Managing Future Credit
After Rebuilding Your Credit, You Still have Work to Do
* Plan how to pay for an item before purchasing it rather than buying it now and worrying about it later.
* Track credit expenses by keeping a written record so you know how much you charge each month. Rubber-band a piece of paper to your credit card and promptly write the date, amount, and merchant. This helps you to not overcharge and provides an easy reference when reviewing your statement for accuracy.
* Keep an eye on your creditors by always reading your statement and all inserts. Make sure you know your due date, credit limit, APR, annual fee, minimum monthly payment, APR for balance transfers or cash advances, etc. Creditors can change your terms of agreement with as little as 15 days notice. If you dont agree with the new terms, consider canceling the account. Before canceling, find out if the company will expect the balance to paid in full when the account is closed or if you can continue to make monthly payments until the balance is paid in full. Also, ask if the interest rate changes (increases) on the balance if you close the account. If so, wait until you pay off the balance before closing the account.

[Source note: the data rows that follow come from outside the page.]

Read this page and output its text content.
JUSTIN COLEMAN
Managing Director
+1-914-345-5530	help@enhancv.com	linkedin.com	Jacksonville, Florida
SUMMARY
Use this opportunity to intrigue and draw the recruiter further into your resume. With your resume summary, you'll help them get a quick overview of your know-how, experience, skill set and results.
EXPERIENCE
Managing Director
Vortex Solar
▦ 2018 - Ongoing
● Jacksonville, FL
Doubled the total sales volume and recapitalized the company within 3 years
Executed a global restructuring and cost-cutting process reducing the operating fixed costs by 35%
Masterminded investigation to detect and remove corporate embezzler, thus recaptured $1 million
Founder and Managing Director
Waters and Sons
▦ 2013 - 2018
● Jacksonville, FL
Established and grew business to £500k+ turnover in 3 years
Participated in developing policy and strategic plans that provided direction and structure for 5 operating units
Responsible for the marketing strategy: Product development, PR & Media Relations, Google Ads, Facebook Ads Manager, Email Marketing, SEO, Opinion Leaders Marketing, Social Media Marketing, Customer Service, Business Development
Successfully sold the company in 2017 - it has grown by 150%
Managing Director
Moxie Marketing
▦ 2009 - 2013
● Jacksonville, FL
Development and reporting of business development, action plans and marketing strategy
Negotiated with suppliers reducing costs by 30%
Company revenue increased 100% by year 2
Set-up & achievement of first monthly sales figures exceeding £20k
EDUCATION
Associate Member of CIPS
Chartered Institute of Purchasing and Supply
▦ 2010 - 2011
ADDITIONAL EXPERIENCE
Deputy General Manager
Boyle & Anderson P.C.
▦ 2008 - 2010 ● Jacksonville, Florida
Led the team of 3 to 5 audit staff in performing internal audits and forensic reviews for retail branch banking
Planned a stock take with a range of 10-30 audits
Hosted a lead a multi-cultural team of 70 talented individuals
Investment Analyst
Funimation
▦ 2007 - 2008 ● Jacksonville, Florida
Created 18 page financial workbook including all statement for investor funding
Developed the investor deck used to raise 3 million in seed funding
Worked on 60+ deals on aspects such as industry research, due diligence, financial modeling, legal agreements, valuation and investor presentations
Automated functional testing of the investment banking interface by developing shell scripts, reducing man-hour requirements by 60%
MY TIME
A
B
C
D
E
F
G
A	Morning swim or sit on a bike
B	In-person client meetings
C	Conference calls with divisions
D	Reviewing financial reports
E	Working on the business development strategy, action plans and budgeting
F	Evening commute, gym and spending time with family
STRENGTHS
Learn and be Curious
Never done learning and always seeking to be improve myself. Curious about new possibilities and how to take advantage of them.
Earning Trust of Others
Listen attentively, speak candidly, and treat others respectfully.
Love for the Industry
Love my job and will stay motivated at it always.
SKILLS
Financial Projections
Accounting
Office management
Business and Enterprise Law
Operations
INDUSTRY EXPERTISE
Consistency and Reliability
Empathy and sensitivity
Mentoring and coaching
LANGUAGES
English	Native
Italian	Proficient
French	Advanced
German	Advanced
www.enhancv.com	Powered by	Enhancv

* Develop a system for paying bills on time to avoid late fees and protect your credit history. Know when bills are due to arrive, and when received, put them in a safe place. If your bill does not arrive when expected, call the company to inquire. Use a monthly calendar to write the amount on the due date, and mail your payment at least one week before the due date. Save credit receipts and payment stubs for future reference.
* Dont charge disposable items (gas, food, or other debts) unless you intend to pay the balance off every month. Who wants to finance a gallon of milk for 7 months?
* Transfer high interest card to card with lower rate. Watch interest rates and always shop for the lowest rate, while paying close attention to any fees. If you transfer a balance, always cancel the higher rate card by notifying the company in writing and be sure to send it to the appropriate address. Make sure there is not a transaction charge to transfer the balance. Ask the issuer of the new card what is the method to transfer balances. For example, do they have payment checks they can send you? Make sure the lower interest rate on the new card includes balance transfers.
* Only charge what you can afford to pay off each month. Use credit to your convenience. Think of credit cards as an interest-free loan that you pay in full every month. Limit credit use to 15-20% of your monthly net income.
Refer to budgeting section.
* If you cant pay off the balance, always pay more than the minimum payment. Do not fall prey to the minimum payment syndrome where you squeak by each month by only making the minimum payments. Consider this example: A consumer has a credit card with a $5100 balance at 27.99% APR. The minimum payment is $104 and the interest charge is $109. Making minimum payments, will this ever be paid off? NO, you will never pay off this balance.
* Concentrate on highest interest credit card. If you have more than one credit card balance, pay as much extra money each month as you can on the highest rate account while still making payment to the others. Once the card with the highest interest rate is paid off, use that payment and apply it to the card with the second highest interest rate. Repeat as necessary.